Inaugural REI Author Meets Critic events held
UNIVERSITY PARK, Pa. — The Rock Ethics Institute (REI) recently conducted the first two events in its Author Meets Critics series.
Featuring critical analyses of new books by REI Core Faculty Jonathan H. Marks and Hil Malatino, Author Meets Critics events allow authors to receive critical commentary about their work from experts in their fields in front of a live audience.
Clarence Lang, Susan Welch Dean of the College of the Liberal Arts, welcomed a near-capacity crowd to 110 Henderson Building to consider Marks’ book “The Perils of Partnership: Industry Influence, Institutional Integrity, and Public Health.” As public health agencies try to solve some of our most challenging public health problems by partnering with corporations responsible for creating or exacerbating those problems, Marks questions the efficacy and ethicality those partnership paradigms in “The Perils of Partnership.”
Lisa M. Lee, Associate Vice President for Scholarly Integrity and Research Compliance at Virginia Tech and former executive director of President Obama’s Bioethics Commission, as well as Leland Glenna, professor of rural sociology and science, technology, and society at Penn State, offered critical commentary.
Marks is director of the Bioethics Program and professor of Bioethics, Humanities, Law and Philosophy. The entire discussion can be seen here on the Rock Ethics Institute YouTube channel.

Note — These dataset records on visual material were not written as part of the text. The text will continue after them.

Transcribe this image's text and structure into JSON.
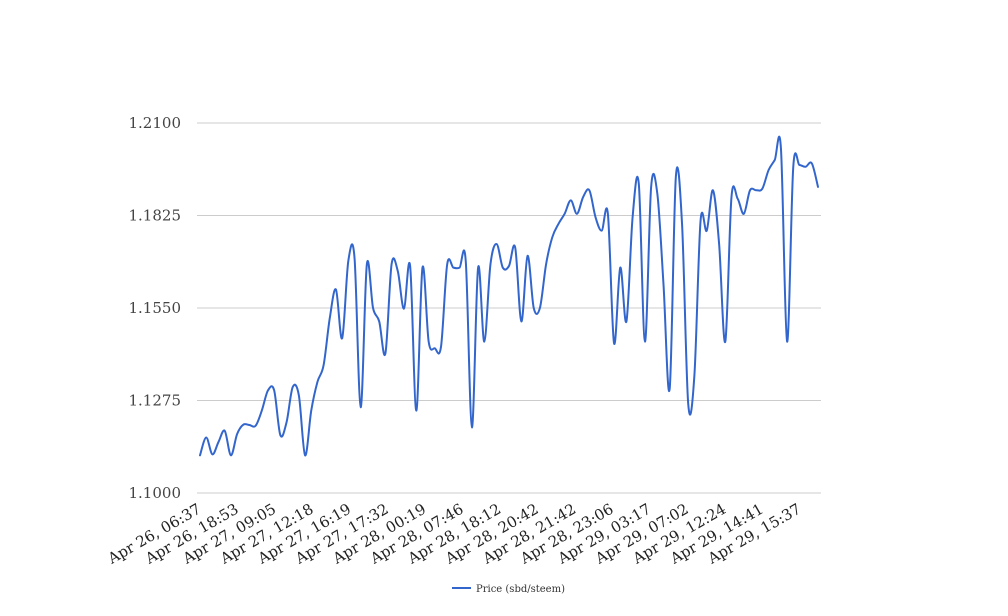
{
  "chart_data": {
    "type": "line",
    "title": "",
    "xlabel": "",
    "ylabel": "",
    "ylim": [
      1.1,
      1.21
    ],
    "y_ticks": [
      "1.1000",
      "1.1275",
      "1.1550",
      "1.1825",
      "1.2100"
    ],
    "x_tick_labels": [
      "Apr 26, 06:37",
      "Apr 26, 18:53",
      "Apr 27, 09:05",
      "Apr 27, 12:18",
      "Apr 27, 16:19",
      "Apr 27, 17:32",
      "Apr 28, 00:19",
      "Apr 28, 07:46",
      "Apr 28, 18:12",
      "Apr 28, 20:42",
      "Apr 28, 21:42",
      "Apr 28, 23:06",
      "Apr 29, 03:17",
      "Apr 29, 07:02",
      "Apr 29, 12:24",
      "Apr 29, 14:41",
      "Apr 29, 15:37"
    ],
    "grid": true,
    "legend_position": "bottom",
    "series": [
      {
        "name": "Price (sbd/steem)",
        "color": "#3366cc",
        "values": [
          1.1112,
          1.1165,
          1.1115,
          1.1152,
          1.1185,
          1.1112,
          1.1175,
          1.1203,
          1.1202,
          1.12,
          1.1245,
          1.1305,
          1.1305,
          1.1172,
          1.121,
          1.1315,
          1.129,
          1.1112,
          1.1245,
          1.133,
          1.138,
          1.152,
          1.1605,
          1.146,
          1.169,
          1.17,
          1.1255,
          1.168,
          1.155,
          1.151,
          1.1415,
          1.168,
          1.166,
          1.1548,
          1.1675,
          1.1245,
          1.167,
          1.145,
          1.143,
          1.1435,
          1.168,
          1.167,
          1.167,
          1.169,
          1.1195,
          1.167,
          1.145,
          1.168,
          1.174,
          1.167,
          1.1675,
          1.173,
          1.151,
          1.1705,
          1.155,
          1.155,
          1.168,
          1.176,
          1.18,
          1.183,
          1.187,
          1.183,
          1.188,
          1.19,
          1.182,
          1.178,
          1.183,
          1.1445,
          1.167,
          1.151,
          1.182,
          1.192,
          1.145,
          1.191,
          1.189,
          1.162,
          1.131,
          1.194,
          1.18,
          1.1265,
          1.135,
          1.181,
          1.178,
          1.19,
          1.174,
          1.145,
          1.188,
          1.1875,
          1.183,
          1.19,
          1.19,
          1.1905,
          1.196,
          1.199,
          1.2025,
          1.145,
          1.197,
          1.1975,
          1.197,
          1.198,
          1.191
        ]
      }
    ]
  }
}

Hil Malatino — assistant professor of Women’s, Gender, and Sexuality Studies in Penn State’s College of the Liberal Arts and research associate in the Rock Ethics Institute — and critics Amanda Swarr and Tim Johnston considered Malatino’s book “Queer Embodiment: Monstrosity, Medical Violence, and Intersex Experience.”
Swarr is associate professor of Gender, Women, and Sexuality Studies at the University of Washington. Johnston is director of national projects at SAGE|Advocacy & Services for LGBT Elders.
Merging critical theory, autobiography and sexological archival research, “Queer Embodiment” provides insight into what it means, and has meant, to have a legible body in the West. The book combines personal accounts and archival evidence on the medical, scientific, and philosophical discourse on intersexuality underlying our contemporary understanding of sexed selfhood requires theoretical and ethical reconsideration in order to facilitate understanding gender anew as an intra-active and continually differentiating process of becoming that exceeds and undoes restrictive binary logic.
In addition to the Rock Ethics Institute, Malatino’s presentation was co-sponsored by the Department of Women’s Gender and Sexuality Studies, the College of Health and Human Development and the Bioethics Program.
Marks’ presentation was co-sponsored by the Bioethics Program, the Department of Philosophy, the School of Public Policy, the College of the Liberal Arts, the College of Health and Human Development, Penn State Law and School of International Affairs and the Huck Institutes of the Life Sciences.